Many PCI DSS requirements require the use of ‘strong cryptography’ as defined in the PCI DSS glossary (See PCI DSS v3.2 Appendix A2 for current requirements on this subject). After 30 June 2018 SSL/early TLS should not be used as a security control to meet any PCI DSS requirements attempting to demonstrate strong cryptography.
Note: POS POI terminals that are verified as not being susceptible to any known exploits, and the service provider termination points to which they connect, may continue using SSL/early TLS as a security control.

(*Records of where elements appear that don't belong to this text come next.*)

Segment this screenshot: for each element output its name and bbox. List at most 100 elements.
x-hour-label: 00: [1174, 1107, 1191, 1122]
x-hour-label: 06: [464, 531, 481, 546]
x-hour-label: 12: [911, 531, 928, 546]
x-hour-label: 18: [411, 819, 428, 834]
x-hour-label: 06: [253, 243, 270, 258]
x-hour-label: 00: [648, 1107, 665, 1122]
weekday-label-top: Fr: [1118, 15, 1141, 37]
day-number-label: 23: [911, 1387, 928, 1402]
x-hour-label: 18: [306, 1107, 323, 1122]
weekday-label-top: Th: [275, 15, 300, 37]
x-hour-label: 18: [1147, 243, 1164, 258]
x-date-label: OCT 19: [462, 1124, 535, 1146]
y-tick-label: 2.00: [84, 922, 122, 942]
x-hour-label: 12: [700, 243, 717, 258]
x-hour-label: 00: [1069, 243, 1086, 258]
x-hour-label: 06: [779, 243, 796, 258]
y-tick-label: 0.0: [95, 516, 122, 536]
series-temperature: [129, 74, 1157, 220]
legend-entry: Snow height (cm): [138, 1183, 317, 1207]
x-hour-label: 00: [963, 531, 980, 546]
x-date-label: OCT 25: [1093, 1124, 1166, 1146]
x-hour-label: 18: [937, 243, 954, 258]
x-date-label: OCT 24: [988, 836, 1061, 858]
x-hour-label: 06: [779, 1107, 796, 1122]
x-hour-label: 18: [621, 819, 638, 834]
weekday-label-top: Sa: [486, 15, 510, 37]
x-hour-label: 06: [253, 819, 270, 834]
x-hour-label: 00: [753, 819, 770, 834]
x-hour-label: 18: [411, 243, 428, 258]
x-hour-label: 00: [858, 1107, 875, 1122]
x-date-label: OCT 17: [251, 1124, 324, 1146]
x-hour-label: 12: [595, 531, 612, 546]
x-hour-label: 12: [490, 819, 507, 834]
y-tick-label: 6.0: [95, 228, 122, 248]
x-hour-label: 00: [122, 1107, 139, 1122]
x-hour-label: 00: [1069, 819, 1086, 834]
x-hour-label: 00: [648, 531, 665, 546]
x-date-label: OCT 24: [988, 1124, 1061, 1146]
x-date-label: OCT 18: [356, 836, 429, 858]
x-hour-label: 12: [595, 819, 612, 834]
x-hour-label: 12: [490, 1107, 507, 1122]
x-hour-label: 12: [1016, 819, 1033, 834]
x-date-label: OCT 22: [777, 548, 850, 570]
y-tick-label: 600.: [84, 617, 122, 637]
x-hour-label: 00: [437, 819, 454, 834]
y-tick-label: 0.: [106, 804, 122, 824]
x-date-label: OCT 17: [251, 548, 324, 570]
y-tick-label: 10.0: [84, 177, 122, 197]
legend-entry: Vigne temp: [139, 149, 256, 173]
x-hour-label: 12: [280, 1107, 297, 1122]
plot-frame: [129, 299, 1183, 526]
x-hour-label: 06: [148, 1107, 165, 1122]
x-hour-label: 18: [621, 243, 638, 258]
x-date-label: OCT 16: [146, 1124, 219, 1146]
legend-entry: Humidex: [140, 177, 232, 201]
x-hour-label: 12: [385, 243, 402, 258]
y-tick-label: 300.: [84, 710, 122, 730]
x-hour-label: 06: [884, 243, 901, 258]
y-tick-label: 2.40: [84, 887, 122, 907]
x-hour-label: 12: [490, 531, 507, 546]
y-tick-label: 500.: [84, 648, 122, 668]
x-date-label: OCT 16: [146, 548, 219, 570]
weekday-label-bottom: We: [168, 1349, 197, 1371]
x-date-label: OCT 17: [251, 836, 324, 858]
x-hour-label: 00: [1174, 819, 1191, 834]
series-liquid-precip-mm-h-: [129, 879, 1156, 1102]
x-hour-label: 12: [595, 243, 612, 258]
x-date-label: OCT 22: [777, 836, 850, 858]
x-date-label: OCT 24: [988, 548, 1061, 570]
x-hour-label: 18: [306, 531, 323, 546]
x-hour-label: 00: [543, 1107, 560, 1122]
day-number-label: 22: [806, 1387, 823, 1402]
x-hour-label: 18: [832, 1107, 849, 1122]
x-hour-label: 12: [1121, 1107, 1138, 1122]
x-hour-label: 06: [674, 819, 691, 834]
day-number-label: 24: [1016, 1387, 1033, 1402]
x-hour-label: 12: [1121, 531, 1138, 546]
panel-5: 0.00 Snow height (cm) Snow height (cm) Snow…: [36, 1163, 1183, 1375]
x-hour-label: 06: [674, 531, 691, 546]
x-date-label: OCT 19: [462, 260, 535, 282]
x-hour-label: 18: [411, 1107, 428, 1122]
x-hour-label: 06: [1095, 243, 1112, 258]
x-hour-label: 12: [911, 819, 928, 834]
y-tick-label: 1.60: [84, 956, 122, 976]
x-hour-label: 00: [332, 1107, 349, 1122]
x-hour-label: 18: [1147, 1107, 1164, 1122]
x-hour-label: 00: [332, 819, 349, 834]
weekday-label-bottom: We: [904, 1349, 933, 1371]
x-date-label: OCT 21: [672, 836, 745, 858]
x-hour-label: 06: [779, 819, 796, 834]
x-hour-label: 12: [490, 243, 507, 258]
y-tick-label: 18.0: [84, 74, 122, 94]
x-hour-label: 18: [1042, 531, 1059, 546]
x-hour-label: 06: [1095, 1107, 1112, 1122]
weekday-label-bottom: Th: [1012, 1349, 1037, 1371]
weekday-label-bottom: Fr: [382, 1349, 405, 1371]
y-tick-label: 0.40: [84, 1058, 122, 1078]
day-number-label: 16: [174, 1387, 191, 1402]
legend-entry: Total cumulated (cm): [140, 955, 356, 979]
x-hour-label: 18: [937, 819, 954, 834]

More information: PCI SSC Migrating from SSL/Early TLS Resource Guide
3. Minor PCI DSS Revision is Expected this Year
A minor revision to PCI DSS v3.2 is planned for mid-2018. The revision is necessary to account for dates that have already passed, such as the 1 February 2018 effective date for new requirements mentioned above and SSL/early TLS migration dates. No new requirements are planned for this revision.
4. Full PCI DSS Revision is Under Development
Feedback received from Participating Organizations and assessors during the formal PCI DSS feedback period at the end of 2017 is being reviewed and considered for the next major release of the PCI DSS.
As with any standard update, we will keep PCI SSC stakeholders informed on PCI DSS updates as they are finalized and on the anticipated timing of any PCI DSS revisions.